Édition du 16 septembre 2002 / volume 37, numéro 4
 
  La coupe à blanc et les incendies de forêt libèrent du mercure
La contamination des poissons des lacs de ces milieux perturbés atteint des taux dangereux pour la santé.

 

«Il faut éviter la pêche dans les lacs autour desquels la coupe forestière est pratiquée», affirme Edenise Garcia. 

Les poissons prédateurs des lacs situés dans les zones de coupe à blanc ont une teneur en mercure qui dépasse la limite acceptable pour la consommation humaine. Dans certains cas, la concentration en mercure est le double de celle observée chez les mêmes espèces vivant dans des lacs non perturbés.

C’est ce qui ressort d’une recherche effectuée par Edenise Garcia pour son doctorat réalisé au Département de biologie sous la direction de Richard Carignan. La chercheuse a mesuré la concentration en méthylmercure (ou mercure organique) du zooplancton, d’invertébrés et de sept espèces de poissons de 38 lacs de la région du réservoir Gouin, une région très prisée par les amateurs de pêche.

Neuf de ces lacs étaient situés dans des zones dévastées par des incendies, 9 dans des zones de coupe à blanc et 20 dans des milieux non perturbés.

Les dangers de la coupe à blanc

«C’est dans les zones de coupe forestière que nous avons observé les plus hautes concentrations de méthylmercure, affirme Mme Garcia. Dans chacun des neuf lacs de ces zones, la teneur en mercure chez les poissons piscivores comme le brochet dépassait la limite fixée par l’Organisation mondiale de la santé (OMS) pour la consommation. Ce taux atteignait parfois le double de celui des poissons d’environnements non perturbés par des incendies ou des coupes.»

Selon la chercheuse, la coupe forestière expose les couches superficielles du terreau où le mercure inorganique est présent. L’eau de ruissellement entraîne ce mercure dans les lacs, où il est transformé en méthylmercure par des bactéries et devient ainsi assimilable par les algues et le zooplancton dès les premiers mois suivant la coupe. Le méthylmercure entre alors dans la chaîne alimentaire et s’accumule de façon exponentielle dans les organismes pour atteindre des taux inquiétants chez les espèces qui occupent le sommet de la chaîne.

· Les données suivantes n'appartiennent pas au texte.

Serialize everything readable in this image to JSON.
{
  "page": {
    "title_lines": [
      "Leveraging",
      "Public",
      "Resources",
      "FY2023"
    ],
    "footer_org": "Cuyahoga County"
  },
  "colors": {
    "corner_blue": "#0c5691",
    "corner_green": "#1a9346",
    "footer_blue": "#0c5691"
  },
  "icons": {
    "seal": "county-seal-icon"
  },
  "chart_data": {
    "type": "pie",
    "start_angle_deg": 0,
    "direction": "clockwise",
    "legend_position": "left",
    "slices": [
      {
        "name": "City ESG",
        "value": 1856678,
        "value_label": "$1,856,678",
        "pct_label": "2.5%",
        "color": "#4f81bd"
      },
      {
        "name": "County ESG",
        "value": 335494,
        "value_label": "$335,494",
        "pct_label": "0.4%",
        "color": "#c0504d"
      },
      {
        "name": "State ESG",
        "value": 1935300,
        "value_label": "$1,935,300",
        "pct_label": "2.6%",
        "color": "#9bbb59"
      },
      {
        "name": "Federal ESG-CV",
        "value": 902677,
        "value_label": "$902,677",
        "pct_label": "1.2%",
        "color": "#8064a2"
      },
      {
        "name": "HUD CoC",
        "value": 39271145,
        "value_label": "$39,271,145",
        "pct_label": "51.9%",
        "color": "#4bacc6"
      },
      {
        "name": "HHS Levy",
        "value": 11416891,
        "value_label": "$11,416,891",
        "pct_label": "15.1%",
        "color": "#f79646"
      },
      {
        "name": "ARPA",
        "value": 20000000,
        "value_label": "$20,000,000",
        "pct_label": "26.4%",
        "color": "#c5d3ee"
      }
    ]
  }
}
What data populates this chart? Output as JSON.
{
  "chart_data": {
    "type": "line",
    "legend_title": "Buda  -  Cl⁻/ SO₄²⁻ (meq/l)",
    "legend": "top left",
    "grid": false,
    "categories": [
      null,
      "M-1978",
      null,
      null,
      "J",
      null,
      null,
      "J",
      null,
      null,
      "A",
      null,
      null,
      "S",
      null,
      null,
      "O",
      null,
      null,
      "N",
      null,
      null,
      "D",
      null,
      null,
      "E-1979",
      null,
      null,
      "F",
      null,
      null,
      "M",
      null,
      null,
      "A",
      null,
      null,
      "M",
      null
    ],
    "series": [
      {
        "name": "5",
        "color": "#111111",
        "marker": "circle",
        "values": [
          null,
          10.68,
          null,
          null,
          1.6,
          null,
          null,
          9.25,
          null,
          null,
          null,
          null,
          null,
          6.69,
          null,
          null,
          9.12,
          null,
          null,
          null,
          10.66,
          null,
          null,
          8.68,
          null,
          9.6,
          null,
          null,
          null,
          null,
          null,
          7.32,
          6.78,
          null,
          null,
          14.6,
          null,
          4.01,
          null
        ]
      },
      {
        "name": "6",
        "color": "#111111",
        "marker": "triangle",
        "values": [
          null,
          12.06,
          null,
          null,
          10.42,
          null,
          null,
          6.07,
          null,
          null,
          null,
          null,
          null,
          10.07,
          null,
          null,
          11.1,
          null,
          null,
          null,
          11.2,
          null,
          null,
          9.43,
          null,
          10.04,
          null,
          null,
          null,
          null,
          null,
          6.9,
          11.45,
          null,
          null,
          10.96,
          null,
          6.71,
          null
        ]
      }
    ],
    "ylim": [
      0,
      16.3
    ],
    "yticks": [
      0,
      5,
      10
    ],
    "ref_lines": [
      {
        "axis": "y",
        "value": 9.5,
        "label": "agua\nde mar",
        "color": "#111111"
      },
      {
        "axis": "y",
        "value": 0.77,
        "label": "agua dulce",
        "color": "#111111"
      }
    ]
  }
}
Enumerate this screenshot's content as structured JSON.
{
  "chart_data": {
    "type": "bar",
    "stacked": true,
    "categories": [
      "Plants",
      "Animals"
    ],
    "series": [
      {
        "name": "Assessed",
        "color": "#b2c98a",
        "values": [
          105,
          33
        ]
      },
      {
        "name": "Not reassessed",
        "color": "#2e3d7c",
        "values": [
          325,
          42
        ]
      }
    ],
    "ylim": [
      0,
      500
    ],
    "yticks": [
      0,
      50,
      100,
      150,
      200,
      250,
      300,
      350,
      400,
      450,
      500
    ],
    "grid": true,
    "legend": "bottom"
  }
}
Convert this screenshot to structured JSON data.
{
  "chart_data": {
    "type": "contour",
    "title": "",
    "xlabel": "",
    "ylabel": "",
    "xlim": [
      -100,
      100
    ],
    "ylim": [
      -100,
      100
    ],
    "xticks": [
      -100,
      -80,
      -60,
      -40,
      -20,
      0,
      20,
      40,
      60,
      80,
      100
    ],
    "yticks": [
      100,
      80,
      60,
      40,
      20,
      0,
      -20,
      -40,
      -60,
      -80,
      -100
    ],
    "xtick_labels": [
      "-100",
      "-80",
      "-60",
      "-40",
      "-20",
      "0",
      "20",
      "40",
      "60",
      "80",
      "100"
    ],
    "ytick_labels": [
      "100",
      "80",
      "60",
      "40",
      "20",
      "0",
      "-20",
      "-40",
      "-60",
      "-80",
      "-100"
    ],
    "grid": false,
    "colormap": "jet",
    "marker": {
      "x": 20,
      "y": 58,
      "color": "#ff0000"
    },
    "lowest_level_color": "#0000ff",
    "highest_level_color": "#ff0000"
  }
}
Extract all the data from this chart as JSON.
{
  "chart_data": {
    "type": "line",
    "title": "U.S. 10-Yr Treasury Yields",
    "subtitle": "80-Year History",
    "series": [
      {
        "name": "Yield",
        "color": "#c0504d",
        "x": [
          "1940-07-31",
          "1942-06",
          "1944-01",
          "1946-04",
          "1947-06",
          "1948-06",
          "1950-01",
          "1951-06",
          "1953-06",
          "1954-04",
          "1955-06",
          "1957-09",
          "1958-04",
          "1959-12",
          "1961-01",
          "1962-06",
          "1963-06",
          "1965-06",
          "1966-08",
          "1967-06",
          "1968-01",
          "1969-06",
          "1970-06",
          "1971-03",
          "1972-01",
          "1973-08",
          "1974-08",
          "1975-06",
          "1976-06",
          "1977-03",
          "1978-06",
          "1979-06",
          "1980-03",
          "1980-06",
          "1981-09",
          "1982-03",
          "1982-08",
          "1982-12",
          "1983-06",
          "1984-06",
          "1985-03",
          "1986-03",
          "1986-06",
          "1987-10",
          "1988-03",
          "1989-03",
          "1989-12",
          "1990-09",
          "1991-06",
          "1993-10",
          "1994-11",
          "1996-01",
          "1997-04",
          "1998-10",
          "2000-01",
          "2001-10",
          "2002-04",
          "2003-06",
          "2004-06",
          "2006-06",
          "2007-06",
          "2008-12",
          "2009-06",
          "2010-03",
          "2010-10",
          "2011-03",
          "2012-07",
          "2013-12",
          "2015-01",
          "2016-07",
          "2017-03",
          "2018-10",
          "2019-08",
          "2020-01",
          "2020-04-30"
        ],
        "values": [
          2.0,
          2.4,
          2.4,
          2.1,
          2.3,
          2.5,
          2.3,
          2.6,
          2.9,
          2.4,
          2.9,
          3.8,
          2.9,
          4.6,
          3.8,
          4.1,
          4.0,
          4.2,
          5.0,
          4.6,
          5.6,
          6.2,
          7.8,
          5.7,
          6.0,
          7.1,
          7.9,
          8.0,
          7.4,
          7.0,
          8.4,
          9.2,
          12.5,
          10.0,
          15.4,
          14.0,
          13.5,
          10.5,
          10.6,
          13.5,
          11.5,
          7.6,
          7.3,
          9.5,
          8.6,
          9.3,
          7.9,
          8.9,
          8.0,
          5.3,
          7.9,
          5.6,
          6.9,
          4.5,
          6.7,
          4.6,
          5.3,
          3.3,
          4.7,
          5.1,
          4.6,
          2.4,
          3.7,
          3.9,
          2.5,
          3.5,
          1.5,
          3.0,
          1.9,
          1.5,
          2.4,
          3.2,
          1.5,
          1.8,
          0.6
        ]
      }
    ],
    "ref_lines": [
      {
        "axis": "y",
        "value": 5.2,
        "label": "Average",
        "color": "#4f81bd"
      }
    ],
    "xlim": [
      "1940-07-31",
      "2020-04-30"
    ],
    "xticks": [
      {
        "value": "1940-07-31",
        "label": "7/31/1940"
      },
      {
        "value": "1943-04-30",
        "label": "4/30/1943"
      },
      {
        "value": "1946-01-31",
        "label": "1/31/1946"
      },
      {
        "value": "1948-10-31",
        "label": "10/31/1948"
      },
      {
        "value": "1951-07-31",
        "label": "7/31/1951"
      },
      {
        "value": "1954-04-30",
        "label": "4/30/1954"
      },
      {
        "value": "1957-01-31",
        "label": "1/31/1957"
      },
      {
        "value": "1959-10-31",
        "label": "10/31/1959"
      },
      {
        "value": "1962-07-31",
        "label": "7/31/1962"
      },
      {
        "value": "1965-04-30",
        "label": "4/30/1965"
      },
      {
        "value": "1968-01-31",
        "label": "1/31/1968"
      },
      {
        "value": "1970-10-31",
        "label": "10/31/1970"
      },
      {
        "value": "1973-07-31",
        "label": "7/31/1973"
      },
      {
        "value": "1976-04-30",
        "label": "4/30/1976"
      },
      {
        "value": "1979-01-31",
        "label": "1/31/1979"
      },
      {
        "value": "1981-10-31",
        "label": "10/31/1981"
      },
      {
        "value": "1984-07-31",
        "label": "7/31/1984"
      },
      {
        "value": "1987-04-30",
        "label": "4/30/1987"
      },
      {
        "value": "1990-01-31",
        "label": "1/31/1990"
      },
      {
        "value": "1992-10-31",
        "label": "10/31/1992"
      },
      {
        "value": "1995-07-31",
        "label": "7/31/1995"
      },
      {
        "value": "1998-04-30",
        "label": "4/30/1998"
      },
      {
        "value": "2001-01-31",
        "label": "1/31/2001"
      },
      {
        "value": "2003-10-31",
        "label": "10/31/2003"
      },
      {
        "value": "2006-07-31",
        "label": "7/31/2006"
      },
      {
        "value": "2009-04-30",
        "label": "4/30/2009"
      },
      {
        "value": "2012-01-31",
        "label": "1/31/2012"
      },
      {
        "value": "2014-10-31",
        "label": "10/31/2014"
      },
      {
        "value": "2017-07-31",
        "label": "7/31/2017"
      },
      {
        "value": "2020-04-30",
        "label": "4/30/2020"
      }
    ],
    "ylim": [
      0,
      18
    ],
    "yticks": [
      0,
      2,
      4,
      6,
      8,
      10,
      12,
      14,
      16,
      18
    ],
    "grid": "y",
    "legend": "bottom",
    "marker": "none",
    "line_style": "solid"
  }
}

Cette accumulation se poursuit chez les humains lorsqu’ils font une forte consommation de ces poissons prédateurs, se qui peut entraîner des problèmes neurologiques, des troubles de la vue et de la motricité fine.

Incendies et milieux préservés

Les organismes des lacs de zones incendiées n’ont par ailleurs pas présenté de différences significatives par rapport à ceux de zones préservées, sauf dans deux cas où la teneur en méthylmercure dépassait celle observée dans les lacs situés à l’intérieur de zones de coupe. Dans ces deux cas, les incendies avaient touché 75 % des bassins versants contre 95 % pour les autres lacs de la même catégorie. Le faible taux de contamination des lacs dans les zones plus lourdement incendiées pourrait s’expliquer par le fait qu’un gros incendie provoquerait une évaporation du mercure. Par contre, les incendies plus faibles favoriseraient sa dispersion dans l’eau comme dans les zones de coupe. Cette hypothèse nécessite d’autres recherches.

Les lacs de milieux non perturbés ne sont pas à l’abri des risques eux non plus. En effet, dans 3 de ces 20 lacs, des taux de méthylmercure dépassant les normes de l’OMS ont été observés sans que des études aient pu en déterminer la cause.

«Le cycle du mercure est très complexe parce que cette substance existe sous diverses formes, explique la chercheuse. Elle peut aussi être transportée sur de très grandes distances par le vent. En outre, son accumulation dans les lacs dépend du taux d’acidité et de la teneur en oxygène de ces lacs. On ne sait pas si elle demeure indéfiniment disponible ou si une partie est retournée à l’atmosphère sous l’effet de la lumière.»

Pour Edenise Garcia, une chose demeure certaine: il faut être prudent dans la consommation de poissons piscivores et éviter à tout prix la pêche dans les lacs de régions où la coupe forestière est pratiquée. Cette recherche s’inscrit dans un projet géré par le Centre d’excellence sur la gestion durable de la forêt boréale.